A decisão foi tomada depois que os Emirados Árabes Unidos, que são um importante centro de negócios e um dos principais aliados dos Estados Unidos, criticaram outros países árabes por não fazerem o suficiente para defendê-los de vários ataques do Irã durante o conflito.

A saída do país da Opep é vista como uma vitória para o presidente Donald Trump, que já acusou a organização de “roubar o resto do mundo” ao aumentar os preços do petróleo.

Trump também relacionou o apoio militar dos Estados Unidos à região do Golfo aos valores do petróleo, dizendo que, enquanto os americanos protegem os países da Opep, eles “exploram isso impondo preços altos do petróleo”.

Anwar Gargash, conselheiro diplomático do presidente dos Emirados Árabes Unidos, também criticou a resposta dos países árabes e do Golfo aos ataques do Irã, durante uma reunião no Fórum de Influenciadores do Golfo, na segunda-feira.

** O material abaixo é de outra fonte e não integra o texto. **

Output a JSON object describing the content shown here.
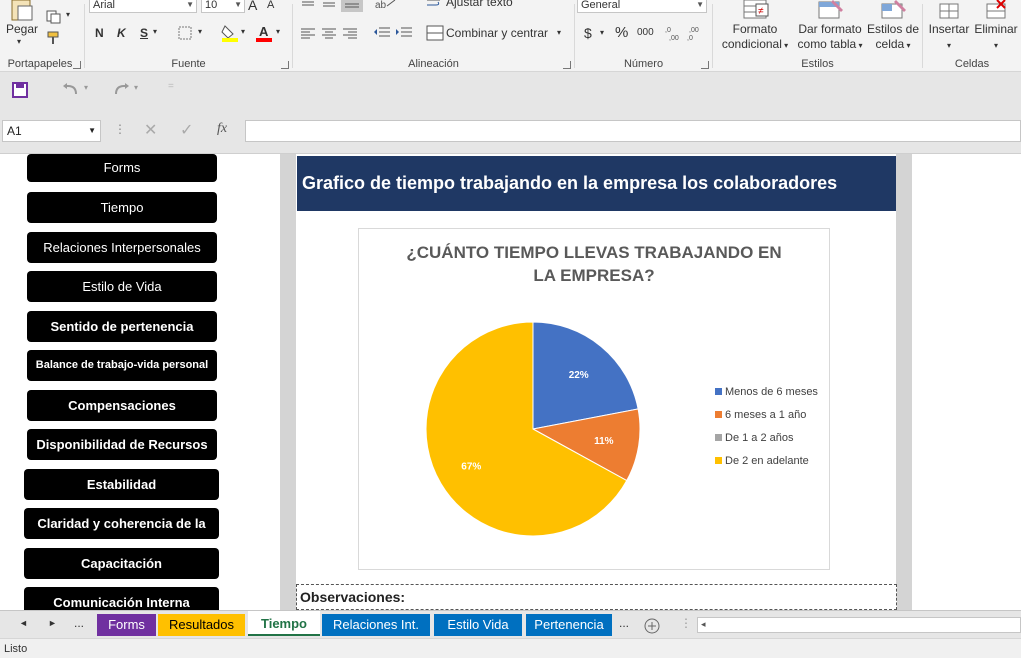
{
  "ribbon": {
    "clipboard": {
      "paste_label": "Pegar",
      "group_label": "Portapapeles"
    },
    "font": {
      "name": "Arial",
      "size": "10",
      "bold": "N",
      "italic": "K",
      "underline": "S",
      "increase": "A",
      "decrease": "A",
      "group_label": "Fuente"
    },
    "alignment": {
      "wrap_label": "Ajustar texto",
      "merge_label": "Combinar y centrar",
      "group_label": "Alineación"
    },
    "number": {
      "format_value": "General",
      "currency": "$",
      "percent": "%",
      "thousands": "000",
      "group_label": "Número"
    },
    "styles": {
      "conditional_line1": "Formato",
      "conditional_line2": "condicional",
      "table_line1": "Dar formato",
      "table_line2": "como tabla",
      "cell_line1": "Estilos de",
      "cell_line2": "celda",
      "group_label": "Estilos"
    },
    "cells": {
      "insert_label": "Insertar",
      "delete_label": "Eliminar",
      "group_label": "Celdas"
    }
  },
  "formula_bar": {
    "name_box": "A1",
    "fx": "fx",
    "value": ""
  },
  "sheet": {
    "nav_buttons": [
      "Forms",
      "Tiempo",
      "Relaciones Interpersonales",
      "Estilo de Vida",
      "Sentido de pertenencia",
      "Balance de trabajo-vida personal",
      "Compensaciones",
      "Disponibilidad de Recursos",
      "Estabilidad",
      "Claridad y coherencia de la",
      "Capacitación",
      "Comunicación Interna"
    ],
    "banner_title": "Grafico de tiempo trabajando en la empresa los colaboradores",
    "observations_label": "Observaciones:"
  },
  "chart_data": {
    "type": "pie",
    "title_line1": "¿CUÁNTO TIEMPO LLEVAS TRABAJANDO EN",
    "title_line2": "LA EMPRESA?",
    "categories": [
      "Menos de 6 meses",
      "6 meses a 1 año",
      "De 1 a 2 años",
      "De 2 en adelante"
    ],
    "values": [
      22,
      11,
      0,
      67
    ],
    "data_labels": [
      "22%",
      "11%",
      "",
      "67%"
    ],
    "colors": [
      "#4472c4",
      "#ed7d31",
      "#a5a5a5",
      "#ffc000"
    ],
    "legend_position": "right"
  },
  "tabs": {
    "items": [
      {
        "label": "Forms",
        "bg": "#7030a0",
        "fg": "#ffffff"
      },
      {
        "label": "Resultados",
        "bg": "#ffc000",
        "fg": "#000000"
      },
      {
        "label": "Tiempo",
        "bg": "#ffffff",
        "fg": "#217346"
      },
      {
        "label": "Relaciones Int.",
        "bg": "#0070c0",
        "fg": "#ffffff"
      },
      {
        "label": "Estilo Vida",
        "bg": "#0070c0",
        "fg": "#ffffff"
      },
      {
        "label": "Pertenencia",
        "bg": "#0070c0",
        "fg": "#ffffff"
      }
    ],
    "ellipsis": "..."
  },
  "status": {
    "text": "Listo"
  }
}
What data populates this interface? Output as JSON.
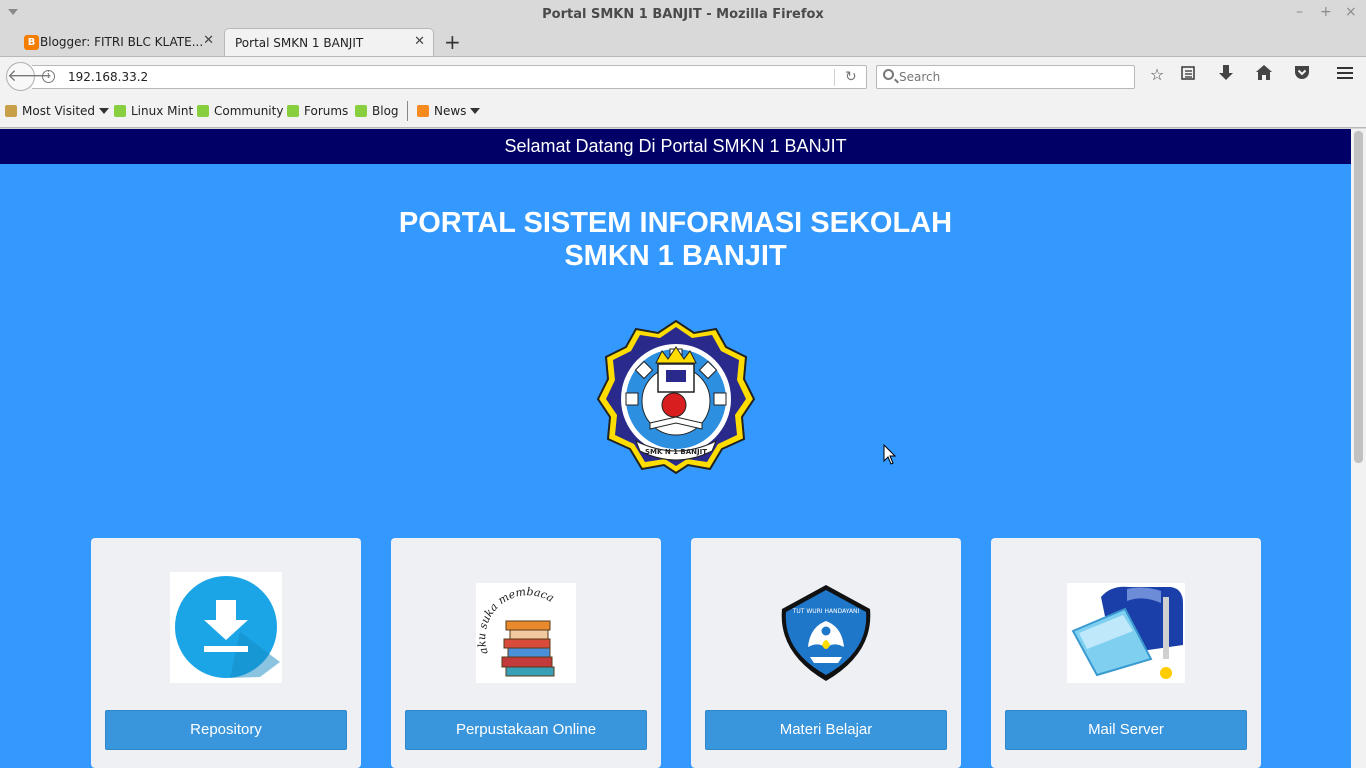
{
  "window": {
    "title": "Portal SMKN 1 BANJIT - Mozilla Firefox",
    "controls": {
      "minimize": "–",
      "maximize": "+",
      "close": "×"
    }
  },
  "tabs": [
    {
      "label": "Blogger: FITRI BLC KLATE...",
      "active": false,
      "favicon": "blogger-icon"
    },
    {
      "label": "Portal SMKN 1 BANJIT",
      "active": true
    }
  ],
  "navbar": {
    "url": "192.168.33.2",
    "search_placeholder": "Search",
    "icons": [
      "back-icon",
      "info-icon",
      "reload-icon",
      "bookmark-star-icon",
      "reading-list-icon",
      "download-icon",
      "home-icon",
      "pocket-icon",
      "hamburger-menu-icon"
    ]
  },
  "bookmarks": [
    {
      "label": "Most Visited",
      "icon": "folder",
      "dropdown": true
    },
    {
      "label": "Linux Mint",
      "icon": "mint"
    },
    {
      "label": "Community",
      "icon": "mint"
    },
    {
      "label": "Forums",
      "icon": "mint"
    },
    {
      "label": "Blog",
      "icon": "mint"
    },
    {
      "label": "News",
      "icon": "rss",
      "dropdown": true
    }
  ],
  "page": {
    "welcome": "Selamat Datang Di Portal SMKN 1 BANJIT",
    "title_line1": "PORTAL SISTEM INFORMASI SEKOLAH",
    "title_line2": "SMKN 1 BANJIT",
    "logo_text": "SMK N 1 BANJIT",
    "cards": [
      {
        "label": "Repository",
        "icon": "download-icon"
      },
      {
        "label": "Perpustakaan Online",
        "icon": "books-icon",
        "image_text": "aku suka membaca"
      },
      {
        "label": "Materi Belajar",
        "icon": "tut-wuri-handayani-icon",
        "image_text": "TUT WURI HANDAYANI"
      },
      {
        "label": "Mail Server",
        "icon": "mailbox-icon"
      }
    ]
  },
  "colors": {
    "page_bg": "#3399ff",
    "banner_bg": "#000066",
    "button_bg": "#3a96dc",
    "card_bg": "#eef0f3"
  }
}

“Os países do Conselho de Cooperação do Golfo se apoiaram logisticamente, mas política e militarmente, acho que sua posição tem sido historicamente a mais fraca”, disse Gargash.

“Eu esperava essa postura fraca da Liga Árabe, e não me surpreende, mas não esperava isso do Conselho de Cooperação do Golfo. Estou surpreso”, afirmou.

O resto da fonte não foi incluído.